California Announces "Outdoors for All" Initiative

If you spend any time around children and youth, you probably know how important it is for them to spend time outdoors. Whether it’s a hike on a mountain trail or just a few minutes on the playground at school, being outside provides a host of benefits that can improve physical and mental health, boost performance in school, and build social skills. 

For more than a year, the COVID-19 pandemic has caused upheaval, stress, and trauma, especially for youth and families. Disruptions in the school year and increased time  indoors have denied many young people of the crucial developmental experiences the outdoors provide. The pandemic has made it clear: Access to nature is crucial, but many families, especially lower-income families and families of color, can’t access high-quality parks, public lands, and green spaces. 

That’s why California’s announcement last week of the “Outdoors for All” initiative is such great news. The initiative, billed by Governor Gavin Newsom’s administration as the “largest-ever single investment in parks and open space for underserved communities,” will invest more than a billion dollars to create new parks, protect existing ones, and expand access to the outdoors for all Californians. 

These investments are crucial. We are facing the overlapping challenges of the climate crisis, the biodiversity crisis, and the nature equity crisis.

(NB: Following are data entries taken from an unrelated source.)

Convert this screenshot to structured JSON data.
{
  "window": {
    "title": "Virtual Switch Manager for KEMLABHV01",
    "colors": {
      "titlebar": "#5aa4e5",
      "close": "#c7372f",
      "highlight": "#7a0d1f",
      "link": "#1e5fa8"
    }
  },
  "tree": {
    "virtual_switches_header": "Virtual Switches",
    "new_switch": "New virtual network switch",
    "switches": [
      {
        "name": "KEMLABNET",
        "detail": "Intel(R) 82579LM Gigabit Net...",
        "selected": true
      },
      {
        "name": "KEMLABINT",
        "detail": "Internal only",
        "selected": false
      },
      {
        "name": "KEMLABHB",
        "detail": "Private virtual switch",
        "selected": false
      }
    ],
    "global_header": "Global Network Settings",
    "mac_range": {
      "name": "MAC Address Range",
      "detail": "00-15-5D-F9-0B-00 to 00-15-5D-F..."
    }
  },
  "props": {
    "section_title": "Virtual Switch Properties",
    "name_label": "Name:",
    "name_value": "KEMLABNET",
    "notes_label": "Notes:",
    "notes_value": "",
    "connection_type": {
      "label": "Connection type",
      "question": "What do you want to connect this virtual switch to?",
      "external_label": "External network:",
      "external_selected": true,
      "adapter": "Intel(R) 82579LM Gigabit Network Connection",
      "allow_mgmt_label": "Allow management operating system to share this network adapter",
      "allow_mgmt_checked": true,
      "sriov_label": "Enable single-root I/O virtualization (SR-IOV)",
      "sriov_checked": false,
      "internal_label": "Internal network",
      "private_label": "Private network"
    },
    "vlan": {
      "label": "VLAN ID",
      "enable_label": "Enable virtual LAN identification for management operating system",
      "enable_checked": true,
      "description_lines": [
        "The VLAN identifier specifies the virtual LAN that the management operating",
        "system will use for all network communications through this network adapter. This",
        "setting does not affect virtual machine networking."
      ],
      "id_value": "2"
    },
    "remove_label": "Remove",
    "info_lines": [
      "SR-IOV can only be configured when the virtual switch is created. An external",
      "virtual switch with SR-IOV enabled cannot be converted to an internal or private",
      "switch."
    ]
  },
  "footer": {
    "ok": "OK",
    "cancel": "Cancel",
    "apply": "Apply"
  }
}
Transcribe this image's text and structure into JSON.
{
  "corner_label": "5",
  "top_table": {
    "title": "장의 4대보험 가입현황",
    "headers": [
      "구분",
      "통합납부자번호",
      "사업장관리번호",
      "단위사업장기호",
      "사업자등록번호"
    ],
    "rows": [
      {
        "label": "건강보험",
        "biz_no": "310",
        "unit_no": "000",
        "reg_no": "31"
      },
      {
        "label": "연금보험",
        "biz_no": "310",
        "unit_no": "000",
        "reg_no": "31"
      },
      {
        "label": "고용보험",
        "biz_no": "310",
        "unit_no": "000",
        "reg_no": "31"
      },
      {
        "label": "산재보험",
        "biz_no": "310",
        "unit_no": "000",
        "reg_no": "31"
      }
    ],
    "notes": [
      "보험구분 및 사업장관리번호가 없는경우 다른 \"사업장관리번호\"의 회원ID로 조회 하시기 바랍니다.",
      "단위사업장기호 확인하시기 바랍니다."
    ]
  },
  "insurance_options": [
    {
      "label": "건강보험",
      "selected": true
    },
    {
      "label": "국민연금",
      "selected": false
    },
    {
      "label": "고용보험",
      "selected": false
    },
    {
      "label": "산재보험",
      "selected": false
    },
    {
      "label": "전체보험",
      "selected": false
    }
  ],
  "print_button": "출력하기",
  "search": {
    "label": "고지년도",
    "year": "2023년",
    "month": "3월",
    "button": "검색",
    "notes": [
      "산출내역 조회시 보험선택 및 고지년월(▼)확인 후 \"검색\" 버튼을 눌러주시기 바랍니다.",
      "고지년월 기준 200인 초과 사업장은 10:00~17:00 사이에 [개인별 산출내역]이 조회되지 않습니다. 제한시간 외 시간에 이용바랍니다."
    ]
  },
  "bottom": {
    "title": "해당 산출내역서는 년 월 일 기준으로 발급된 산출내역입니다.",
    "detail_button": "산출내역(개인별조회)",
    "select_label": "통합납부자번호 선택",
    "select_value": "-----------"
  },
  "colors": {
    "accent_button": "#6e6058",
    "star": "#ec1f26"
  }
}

Both the federal government and the state of California have set ambitious goals of protecting 30 percent of all lands and waters by 2030 to tackle the worst effects of these crises. The “Outdoors for All” initiative will be vital in achieving those goals and addressing these challenges head-on.

California is also launching the State Park Adventure Pass through the Outdoors for All initiative. A state-level equivalent of the National Park Service’s “Every Kid Outdoors” (EKO) pass, this new program will provide free entry for fourth graders and their families to 19 state parks across California. 

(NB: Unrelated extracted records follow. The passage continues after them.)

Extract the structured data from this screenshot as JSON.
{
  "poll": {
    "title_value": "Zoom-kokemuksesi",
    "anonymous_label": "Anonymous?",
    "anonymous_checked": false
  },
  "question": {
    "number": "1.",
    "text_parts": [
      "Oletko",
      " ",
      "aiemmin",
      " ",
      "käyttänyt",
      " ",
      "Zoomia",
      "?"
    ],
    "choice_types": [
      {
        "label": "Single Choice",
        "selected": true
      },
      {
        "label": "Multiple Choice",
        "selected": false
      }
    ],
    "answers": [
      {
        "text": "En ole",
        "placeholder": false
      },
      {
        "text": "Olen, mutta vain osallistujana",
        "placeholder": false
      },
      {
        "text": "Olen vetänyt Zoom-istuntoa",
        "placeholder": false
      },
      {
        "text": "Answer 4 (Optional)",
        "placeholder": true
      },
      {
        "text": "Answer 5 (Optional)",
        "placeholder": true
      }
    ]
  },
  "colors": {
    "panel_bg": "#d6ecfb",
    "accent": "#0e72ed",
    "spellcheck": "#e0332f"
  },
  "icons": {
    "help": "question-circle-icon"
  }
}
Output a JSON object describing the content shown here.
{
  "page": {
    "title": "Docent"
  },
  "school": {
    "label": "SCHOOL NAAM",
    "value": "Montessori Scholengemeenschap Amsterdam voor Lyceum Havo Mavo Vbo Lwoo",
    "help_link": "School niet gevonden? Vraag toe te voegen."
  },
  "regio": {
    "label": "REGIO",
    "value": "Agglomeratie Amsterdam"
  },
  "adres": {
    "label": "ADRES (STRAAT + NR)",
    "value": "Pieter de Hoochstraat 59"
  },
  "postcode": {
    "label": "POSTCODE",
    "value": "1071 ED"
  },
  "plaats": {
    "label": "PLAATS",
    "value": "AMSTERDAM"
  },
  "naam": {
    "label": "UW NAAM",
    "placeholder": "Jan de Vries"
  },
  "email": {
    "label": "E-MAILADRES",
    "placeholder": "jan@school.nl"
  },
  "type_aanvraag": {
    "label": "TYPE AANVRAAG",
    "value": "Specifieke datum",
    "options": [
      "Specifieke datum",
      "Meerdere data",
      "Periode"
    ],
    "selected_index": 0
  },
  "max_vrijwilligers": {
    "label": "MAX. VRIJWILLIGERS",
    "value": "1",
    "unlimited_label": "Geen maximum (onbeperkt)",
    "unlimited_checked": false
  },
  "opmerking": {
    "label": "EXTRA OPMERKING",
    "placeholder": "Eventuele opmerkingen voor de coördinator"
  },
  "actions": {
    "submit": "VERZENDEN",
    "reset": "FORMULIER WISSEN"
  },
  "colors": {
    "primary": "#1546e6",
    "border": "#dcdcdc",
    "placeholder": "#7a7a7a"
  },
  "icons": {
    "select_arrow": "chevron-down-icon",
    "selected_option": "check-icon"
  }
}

Although the EKO pass is the only way many families are able to experience our national parks, its scope is limited. For years, the Sierra Club’s Outdoors for All campaign, along with our partners in the Outdoors Alliance for Kids, has worked to expand eligibility for the program by having states accept the federal pass in their own park systems or create their own equivalent state-level programs. With its new park pass, California will be the largest single expansion we’ve seen to date. 

What’s happening in California is a major victory in our work to build an outdoors that truly is for all, and it’s a model that other states can follow. We must expand access and opportunities to explore nature, and we must protect those lands and waters so future generations can do the same.